Sri Lanka's new Prime Minister Ranil Wickremesinghe has said a "political settlement" with the minority Tamil community is a prerequisite for a stable and secure country. "If you want a stable and secure country, we must have a political solution with Tamils and move forward," Wickremesinghe said in an address in the Tamil-dominated Jaffna peninsula last week.

Wickremasinghe said his government is committed to uplift the communities in the war-torn Northern Province and will work towards providing basic facilities. The government would provide electricity and clean drinking water to the people in the entire peninsula and would also focus on health and education to improve their standard of living, he said. "The war is over, but we do not have unity among ethnic communities. Tamils have shown their willingness to ensure reconciliation. We must have a political settlement and move forward, protecting peace and stability," he was quoted as saying in a statement released by his office.

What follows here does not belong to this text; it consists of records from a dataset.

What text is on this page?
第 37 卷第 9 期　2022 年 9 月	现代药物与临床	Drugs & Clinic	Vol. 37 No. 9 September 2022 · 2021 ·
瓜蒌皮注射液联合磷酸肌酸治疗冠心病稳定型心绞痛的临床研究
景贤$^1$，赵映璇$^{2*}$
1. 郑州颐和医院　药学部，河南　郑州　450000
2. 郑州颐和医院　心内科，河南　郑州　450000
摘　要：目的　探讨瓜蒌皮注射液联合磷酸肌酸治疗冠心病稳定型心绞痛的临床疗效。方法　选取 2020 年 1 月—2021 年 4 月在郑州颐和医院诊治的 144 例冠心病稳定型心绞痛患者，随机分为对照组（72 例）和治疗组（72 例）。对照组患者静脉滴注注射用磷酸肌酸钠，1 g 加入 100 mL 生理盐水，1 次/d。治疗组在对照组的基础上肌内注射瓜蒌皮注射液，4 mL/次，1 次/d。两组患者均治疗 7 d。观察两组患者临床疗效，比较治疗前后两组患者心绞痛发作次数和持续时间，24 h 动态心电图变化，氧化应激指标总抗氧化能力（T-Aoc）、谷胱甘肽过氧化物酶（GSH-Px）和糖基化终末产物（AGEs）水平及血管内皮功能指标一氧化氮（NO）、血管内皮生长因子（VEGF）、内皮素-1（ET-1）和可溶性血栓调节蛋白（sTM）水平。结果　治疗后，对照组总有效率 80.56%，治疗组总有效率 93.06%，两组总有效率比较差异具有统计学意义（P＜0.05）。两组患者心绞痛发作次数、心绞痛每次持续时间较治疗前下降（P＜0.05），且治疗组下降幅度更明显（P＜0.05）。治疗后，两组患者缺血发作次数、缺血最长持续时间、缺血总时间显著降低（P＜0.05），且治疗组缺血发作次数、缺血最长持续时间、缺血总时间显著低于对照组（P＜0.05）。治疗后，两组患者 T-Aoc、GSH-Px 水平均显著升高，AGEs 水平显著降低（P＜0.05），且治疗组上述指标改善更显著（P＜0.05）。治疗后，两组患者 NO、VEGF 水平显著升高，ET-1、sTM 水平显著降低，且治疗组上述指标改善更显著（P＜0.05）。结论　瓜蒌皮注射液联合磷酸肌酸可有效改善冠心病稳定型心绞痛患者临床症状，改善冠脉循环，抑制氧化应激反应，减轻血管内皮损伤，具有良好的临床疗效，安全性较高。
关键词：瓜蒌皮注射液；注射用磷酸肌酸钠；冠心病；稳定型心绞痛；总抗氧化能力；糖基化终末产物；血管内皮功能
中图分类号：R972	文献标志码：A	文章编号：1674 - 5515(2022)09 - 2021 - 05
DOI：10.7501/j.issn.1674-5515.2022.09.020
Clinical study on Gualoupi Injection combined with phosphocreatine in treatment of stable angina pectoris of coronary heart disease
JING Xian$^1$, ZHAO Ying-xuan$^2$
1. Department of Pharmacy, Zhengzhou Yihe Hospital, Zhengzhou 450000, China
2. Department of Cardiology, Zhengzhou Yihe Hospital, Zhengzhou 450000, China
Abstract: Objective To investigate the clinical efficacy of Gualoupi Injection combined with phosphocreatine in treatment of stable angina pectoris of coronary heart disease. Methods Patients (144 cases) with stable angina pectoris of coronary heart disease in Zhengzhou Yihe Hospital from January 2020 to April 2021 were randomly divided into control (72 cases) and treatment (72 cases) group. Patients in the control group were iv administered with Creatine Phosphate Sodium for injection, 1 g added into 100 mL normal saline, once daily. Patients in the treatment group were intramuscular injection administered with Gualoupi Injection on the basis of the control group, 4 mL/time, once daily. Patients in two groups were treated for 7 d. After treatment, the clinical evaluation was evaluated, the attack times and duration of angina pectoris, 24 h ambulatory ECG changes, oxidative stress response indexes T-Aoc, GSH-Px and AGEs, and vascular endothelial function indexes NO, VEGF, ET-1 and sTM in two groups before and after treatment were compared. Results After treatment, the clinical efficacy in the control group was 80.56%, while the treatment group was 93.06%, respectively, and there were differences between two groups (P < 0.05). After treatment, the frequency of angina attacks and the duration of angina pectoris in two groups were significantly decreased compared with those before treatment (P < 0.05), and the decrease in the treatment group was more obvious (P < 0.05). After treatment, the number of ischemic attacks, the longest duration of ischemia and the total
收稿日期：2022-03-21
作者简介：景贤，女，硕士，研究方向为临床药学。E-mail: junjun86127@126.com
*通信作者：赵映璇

Wickremasinghe who is visiting the Tamil heartland in the Northern Province in a bid to strengthen government's efforts to bring about the reconciliation among the communities, met with the people in the north in the Jaffna district secretariat. Wickremasinghe pledged to implement a massive programme to provide pure drinking water for the people in the entire peninsula. He said the government will restart the industries that were destroyed during the war to provide employment to the people in the area. Accordingly, the cement factory in Kankasanthurai, saltern at Elephant Pass, Paranthan chemical factory and many other large scale factories will be rebuilt. The Prime Minister said 400 youth well versed in Tamil will be recruited as police officers to solve daily law and order problems of the people.

Tamil Nadu politicians are agitating on a daily basis for India to take stern action against the Sri Lankan government over its human rights abuses of the Sri Lankan Tamils. The DMK had pulled out of the then Congress led UPA central government. Students are protesting in Tamil Nadu on behalf of Lanka Tamils  war criminals so that not only punishment is handed down to the war criminals but also to ensure  such crimes are not committed in future in Sri Lanka. 

The Tamils in Sri Lanka and Tamil Nadu as well as UN on behalf of global community seek justice for Tamils for military war crimes in Sri Lanka!